Pastor Jason Clark preached: "think about the mothers who obsess about their children so much that they cannot make good choices for them; parents who won't let their children grow up and leave home.  Children who are trying to please their parents, and parents who will never be pleased by them".  BANG! These words hit me so hard...each and every one was delivered, in what seemed to be, slow motion. They made plenty of sense in the sermon, but even more sense when relating them back to my day-to-day experience of working with young people and the difficulties they face. 

I need to make it clear, that I am not that parent; this is not because I have chosen not to be, but purely because I am a long way off having an adolescent child. It is not to say that these words won't be personified through me and my style of parenting in the future, but I sincerely hope that they will not be a foreshadow of things to come in my household. The reason these words had such a profound impact on me is due to the fact that I have sat opposite many adolescents (as a counsellor) who sob with their head in their hands, or shake from fear at the mere mention of what their parents might say in reaction to something which seems rather insignificant. Or how about those who use adjectives such as "hate" or "despise" to describe the very people who have secured their survival up and to that very point of being? The blindness or selective attention which us parents adopt when it comes to supporting our children can have detrimental effects; far beyond what we could ever imagine. I have never sat opposite a child and thought "man, this poor child; his/her parents are really awful". One cannot judge, yet I do often think how wrong some of us as parents get it from time to time. The smothering and over-powering nature of some households can literally drive the children to mental instability, often resulting in generalised anxiety disorders or affective disorders such as depression. This is in no way intentional; and if it were, I would hate to even entertain the thought. Yet, intentional or not, the reality is that many young people suffer at the hands of parents who are too involved; involved so much so, that obsession takes an invisible grip on them, robbing them of an objective view.

Whilst this is often argued as "love", it is sadly, far from it.

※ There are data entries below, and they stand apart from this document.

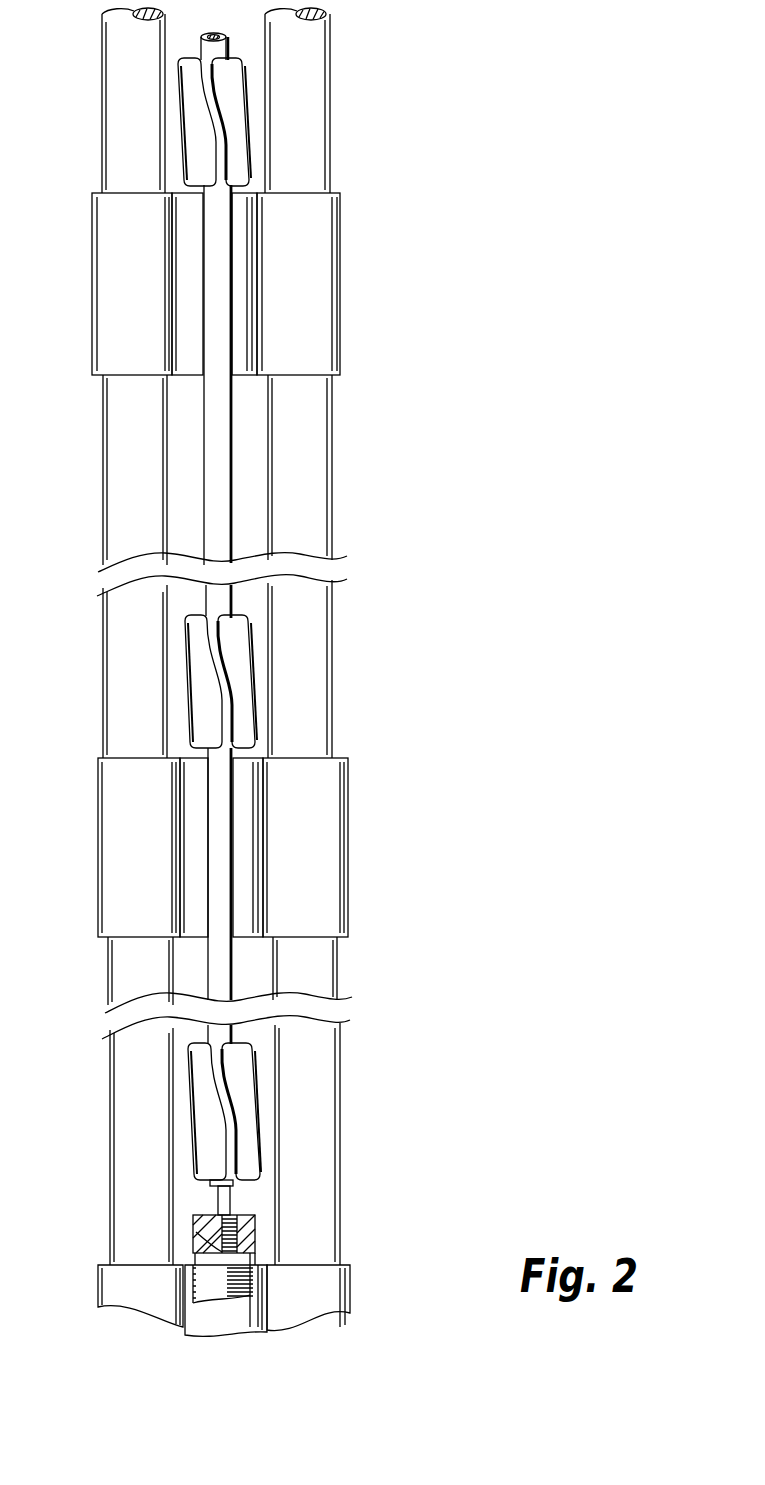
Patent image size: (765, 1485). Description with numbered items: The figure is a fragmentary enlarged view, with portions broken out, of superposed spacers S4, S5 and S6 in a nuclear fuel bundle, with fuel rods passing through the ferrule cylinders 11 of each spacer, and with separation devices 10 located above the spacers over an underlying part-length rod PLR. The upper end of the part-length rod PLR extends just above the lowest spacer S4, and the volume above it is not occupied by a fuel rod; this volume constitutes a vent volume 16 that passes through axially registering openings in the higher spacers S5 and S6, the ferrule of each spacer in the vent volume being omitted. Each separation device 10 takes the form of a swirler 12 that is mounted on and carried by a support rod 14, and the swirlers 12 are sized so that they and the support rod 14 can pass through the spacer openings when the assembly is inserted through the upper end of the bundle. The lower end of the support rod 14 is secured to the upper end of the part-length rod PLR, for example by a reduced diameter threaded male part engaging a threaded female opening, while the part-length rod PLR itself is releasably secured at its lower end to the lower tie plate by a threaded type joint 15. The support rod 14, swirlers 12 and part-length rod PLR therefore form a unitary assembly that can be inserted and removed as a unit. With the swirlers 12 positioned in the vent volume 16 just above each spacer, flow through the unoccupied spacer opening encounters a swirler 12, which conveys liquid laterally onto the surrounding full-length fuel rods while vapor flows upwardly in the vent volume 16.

The separation device 10 is at (198, 690).
The cylinders 11 is at (115, 838).
The swirlers 12 is at (192, 82).
The support rod 14 is at (227, 40).
The threaded type joint 15 is at (238, 1213).
The vent volume 16 is at (247, 127).
The part-length rod PLR is at (200, 1222).
The spacer S4 is at (343, 1260).
The spacer S5 is at (347, 842).
The spacer S6 is at (340, 262).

Communication plays such a vital part in the success of relationships, yet why is it that communication seems to be the last option? "Okay now we will go and see a professional now that everything else has crumbled to the ground." What is the professional going to do? Wait for it...get you to talk and start communicating. Relationships are not self-sustaining, they require so much work, literally hours of talking openly, trying to discover others through open communication. If it is (seemingly) so simple, why is it that children have come to people like myself over the past several years with the desperate words: they just won't listen to me...?

I'm not claiming to know the answer, hey, I'm not even excluding myself from the possibility of being like that with my daughter one day. There are far more experienced parents out there who probably don't need to hear opinions like this from a novice, but I had to write; the words of Pastor Clark which pricked my ears to attention so urgently this past week could not be ignored. I desperately hope that we listen to our children in a way that allows us to maintain a level of authority over them, yet grants them the power to feel listened to, in a way that tells them: "hey, you, and what you have to say, matters to me".